Large Scale Mapping: State-of-art technology in Aerial LIDAR and High Resolution Digital Camera imaging

What’s Large Scale Mapping?
Concept of large scale mapping keep changing with time and technology; In the early 1990s it was 1:10K, in the early 2000 it is better than 1:5K. in early 2010; it could be better than 1:1K!

What are the essential inputs / data for Large Scale Mapping?
The essential inputs for large scale mapping are: High accuracy image pixels of 5-40 cm; 10-50 cm height information, Corresponding Ground control points; related to the each defined scales.

How do we get these essential inputs/ data?
Conventional Ground Surveys, Aerial surveys and Satellite platforms are the prime data sources.

Current Status on LIDAR. Digital Imaging Cameras:
With the recent technology developments in Satellite imaging it is a proven fact that from a polar orbit of about 600 KM altitude a 60cm GSD imagery in panchromatic band and a 2 M GSD in MSS mode are being used by the mapping and GIS community. The next generation satellite slated for launch in 2007 is likely to provide with 40-cm PAN GSD imagery and 1.6M GSD in MSS will be available to the global users. The satellite data has proven its worth in large scale map updating and specially the Thematic Applications.

However, for a conventional base map preparation and compliance with ASPRS standards, the Aerial imaging, DEM and DTM supplemented with the Ground Control Point (GCP) with a very high accuracy are essential to prepare large scale maps.

Aerial Digital Cameras:
The invention of aerial Digital Imaging camera with CCD technology has resulted ground sample distance of 3cm-6cm imaging in pan and MSS mode. This is the state of art technology available to meet the very large scale mapping requirements.

While Satellite CCD imaging is based on push broom line scanning, aerial imaging adapts frame scanning for Photogrammetric applications.

Typical Aerial Digital Frame Camera consists of eight telescopes imaging onto corresponding CCDs. The center four telescopes image onto 9 CCDs that are assembled in processing into a single image frame. The surrounding four telescopes image corresponding four color bands onto a single CCD in each telescope. All CCDs are positionally calibrated to ensure sub-pixel band-to-band registration. All color bands collected simultaneously with panchromatic at a ground sample ratio of 3.5 to 1. To create color images at the same GSD as the panchromatic, color images are fused with the corresponding panchromatic image. There are no fringing effects due to mis-registration since color arrays are fixed and calibrated. The result is a color image experiencing no artifacts such as fringing due to imaging of moving vehicles.

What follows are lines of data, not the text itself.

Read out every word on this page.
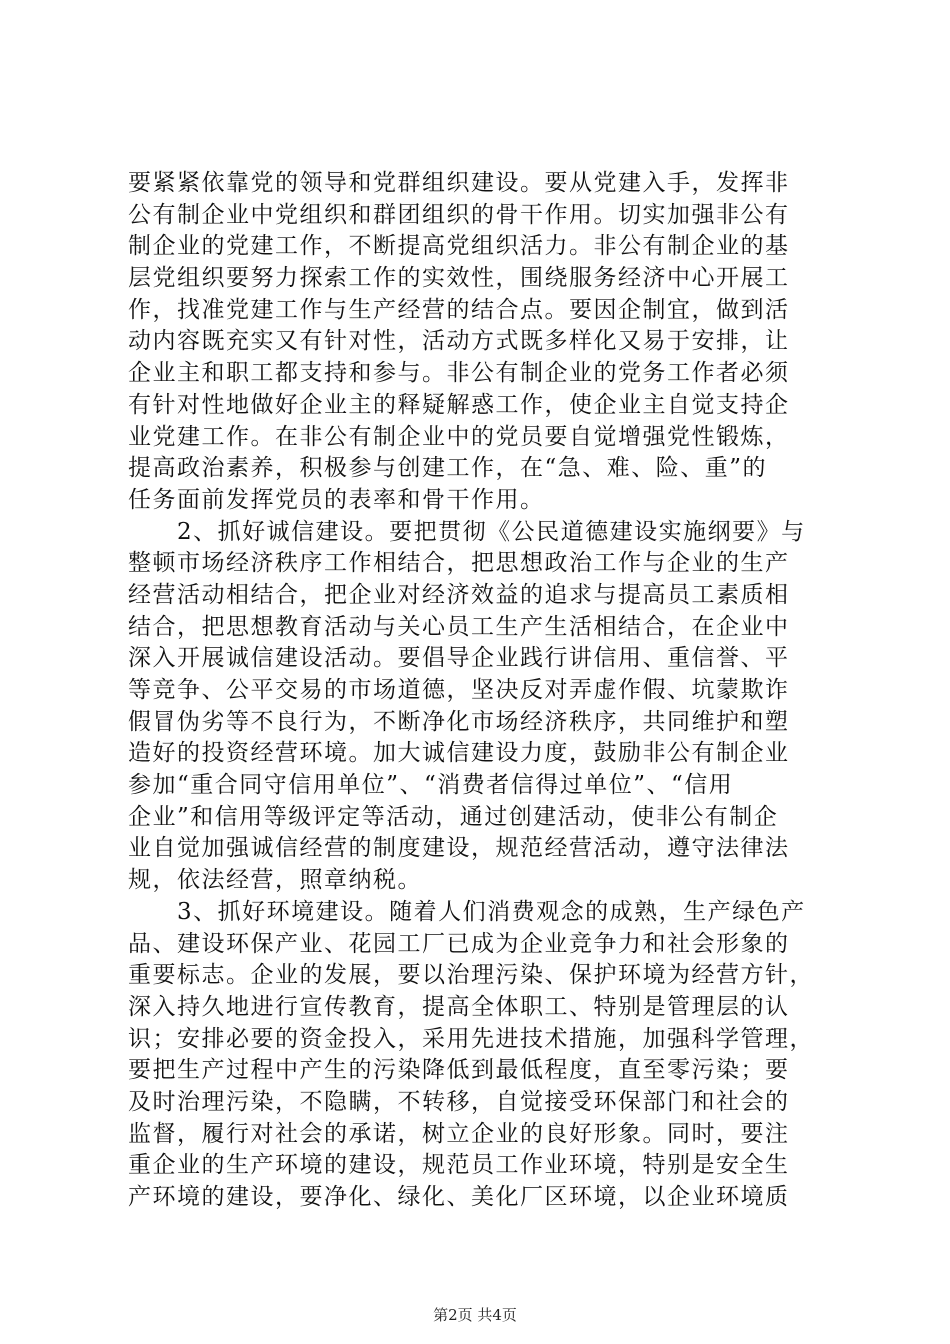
要紧紧依靠党的领导和党群组织建设。要从党建入手，发挥非
公有制企业中党组织和群团组织的骨干作用。切实加强非公有
制企业的党建工作，不断提高党组织活力。非公有制企业的基
层党组织要努力探索工作的实效性，围绕服务经济中心开展工
作，找准党建工作与生产经营的结合点。要因企制宜，做到活
动内容既充实又有针对性，活动方式既多样化又易于安排，让
企业主和职工都支持和参与。非公有制企业的党务工作者必须
有针对性地做好企业主的释疑解惑工作，使企业主自觉支持企
业党建工作。在非公有制企业中的党员要自觉增强党性锻炼，
提高政治素养，积极参与创建工作，在“急、难、险、重”的
任务面前发挥党员的表率和骨干作用。
　　2、抓好诚信建设。要把贯彻《公民道德建设实施纲要》与
整顿市场经济秩序工作相结合，把思想政治工作与企业的生产
经营活动相结合，把企业对经济效益的追求与提高员工素质相
结合，把思想教育活动与关心员工生产生活相结合，在企业中
深入开展诚信建设活动。要倡导企业践行讲信用、重信誉、平
等竞争、公平交易的市场道德，坚决反对弄虚作假、坑蒙欺诈
假冒伪劣等不良行为，不断净化市场经济秩序，共同维护和塑
造好的投资经营环境。加大诚信建设力度，鼓励非公有制企业
参加“重合同守信用单位”、“消费者信得过单位”、“信用
企业”和信用等级评定等活动，通过创建活动，使非公有制企
业自觉加强诚信经营的制度建设，规范经营活动，遵守法律法
规，依法经营，照章纳税。
　　3、抓好环境建设。随着人们消费观念的成熟，生产绿色产
品、建设环保产业、花园工厂已成为企业竞争力和社会形象的
重要标志。企业的发展，要以治理污染、保护环境为经营方针，
深入持久地进行宣传教育，提高全体职工、特别是管理层的认
识；安排必要的资金投入，采用先进技术措施，加强科学管理，
要把生产过程中产生的污染降低到最低程度，直至零污染；要
及时治理污染，不隐瞒，不转移，自觉接受环保部门和社会的
监督，履行对社会的承诺，树立企业的良好形象。同时，要注
重企业的生产环境的建设，规范员工作业环境，特别是安全生
产环境的建设，要净化、绿化、美化厂区环境，以企业环境质
第2页 共4页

The camera has a high signal-to-noise ratio due to its large dynamic panchromatic dynamic range of 14 bits and the ability to adjust exposure time and f-number to lighting conditions. The radiometric resolution or dynamic range of each color band is 12 bits or 4096 levels. This resolution is maintained through processing until the final deliverable is prepared where conversion into 3-band 24 bit images is accomplished.

The camera imaging platform is supported with and IMU and GPS unit to get a very high accuracy attitude and coordinate information.

The digital image data along with the IMU and GPS data are recorded onboard a high density recording systems such as magnetic disks, tapes and then the data is processed for map preparations through Aerial Triangulation, compilation, Ortho corrections, Stereo and GIS map preparation.

Aerial LIDAR ( Light Detection And Ranging)
To measure the accurate height information and derive the DEMS and DTMS, LIDAR is the state of art technology. Light Detection And Ranging (LIDAR) is a powerful technology aerial survey sensor becoming popular in deriving Digital Elevation Models (DEM) and Digital Terrain Model (DTM ) with a stunning accuracy of 10-15 Cm. LASER beam is the light source employed hence, LIDAR is monochromatic and has no radiometric imaging advantage.